Vortragender: Sebastian Bannasch (MSc.)
Vortragstitel: Model-based
Perfusion using Orthogonal Basis Functions
Synopsis:
Purpose: The issue of model-based methods is to increase the
image quality of reconstruction of tissue perfusion measurements using
a slowly rotating X-ray based imaging system by temporal
interpolation. There are several model-based methods which handle temporal undersampled X-ray-based tomographic data by including a priori knowledge. The aim of this work is to provide a fast algorithm including the full impact of model-based reconstruction.
Methods: Here, an analytic pre-processing in the projection space
is focused. Consequently, in case of model-based imaging via linear spatio-temporal decomposition, also each projection can be
described by a linear spatio-temporal decomposition model. This point of
view provides a decomposition method, which transforms the initial dynamic into various static CT problems, such that a recourse to
an arbitrary algorithm for reconstruction is possible.
Results: The presented theory of the Time Separation Technique
for model-based computed tomography perfusion imaging is evaluated on
an in-silico perfusion phantom. Here, the experimental setup is inspired by a C-Arm system with cone beam geometry and represents
an appropriate platform for evaluation.
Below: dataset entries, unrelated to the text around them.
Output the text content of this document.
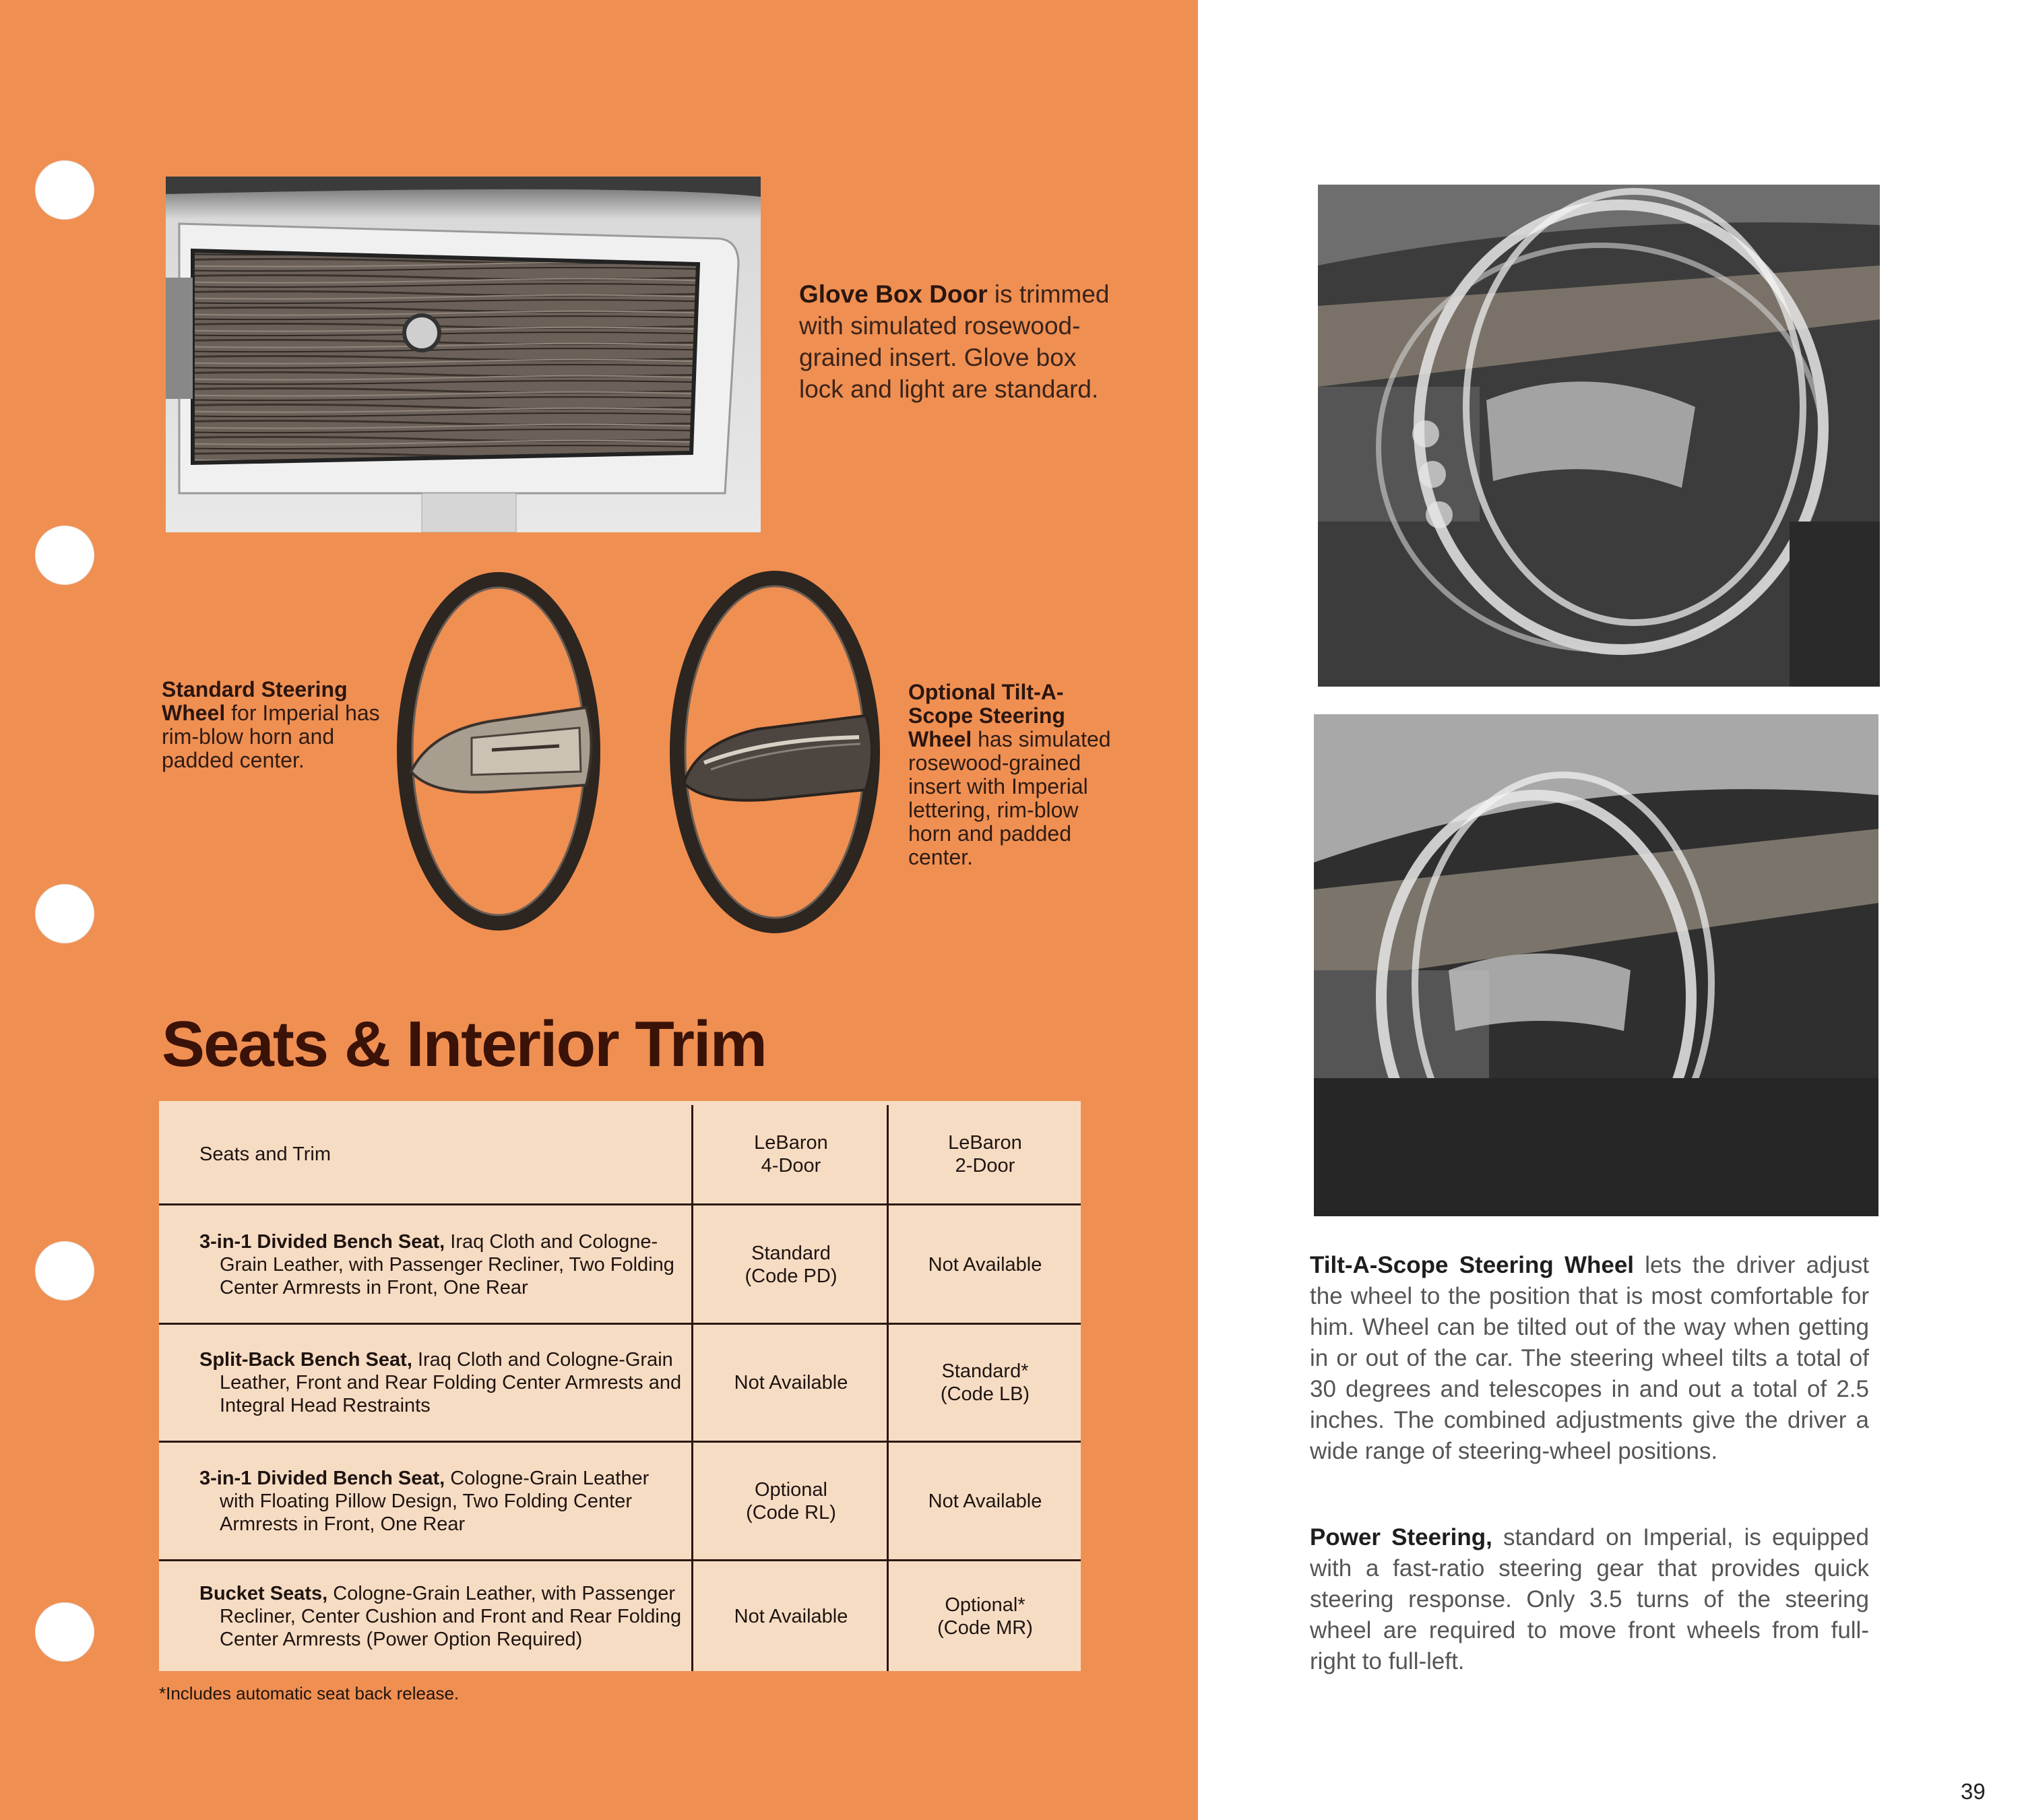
Glove Box Door is trimmed with simulated rosewood-grained insert. Glove box lock and light are standard.
Standard Steering Wheel for Imperial has rim-blow horn and padded center.
Optional Tilt-A-Scope Steering Wheel has simulated rosewood-grained insert with Imperial lettering, rim-blow horn and padded center.
Seats & Interior Trim
Seats and Trim
LeBaron 4-Door
LeBaron 2-Door
3-in-1 Divided Bench Seat, Iraq Cloth and Cologne-Grain Leather, with Passenger Recliner, Two Folding Center Armrests in Front, One Rear
Standard (Code PD)
Not Available
Split-Back Bench Seat, Iraq Cloth and Cologne-Grain Leather, Front and Rear Folding Center Armrests and Integral Head Restraints
Not Available
Standard* (Code LB)
3-in-1 Divided Bench Seat, Cologne-Grain Leather with Floating Pillow Design, Two Folding Center Armrests in Front, One Rear
Optional (Code RL)
Not Available
Bucket Seats, Cologne-Grain Leather, with Passenger Recliner, Center Cushion and Front and Rear Folding Center Armrests (Power Option Required)
Not Available
Optional* (Code MR)
*Includes automatic seat back release.
Tilt-A-Scope Steering Wheel lets the driver adjust the wheel to the position that is most comfortable for him. Wheel can be tilted out of the way when getting in or out of the car. The steering wheel tilts a total of 30 degrees and telescopes in and out a total of 2.5 inches. The combined adjustments give the driver a wide range of steering-wheel positions.
Power Steering, standard on Imperial, is equipped with a fast-ratio steering gear that provides quick steering response. Only 3.5 turns of the steering wheel are required to move front wheels from full-right to full-left.
39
By the use of deconvolution-based analysis of CT brain perfusion the reconstructions of the
pre-processed data will be demonstrated and evaluated by perfusion parameter maps.
Conclusion: The Time Separation Technique provides a solution for handling the undersampled perfusion data without increasing the sampling rate of measured projections or needed X-ray dose, respectively. In this study, a technique is presented which is
capable to close the gap between the accuracy of the linear
spatio-temporal decomposition model application and with its connected high computational effort in X-ray-based imaging systems and indicates considerable potential for a practical application.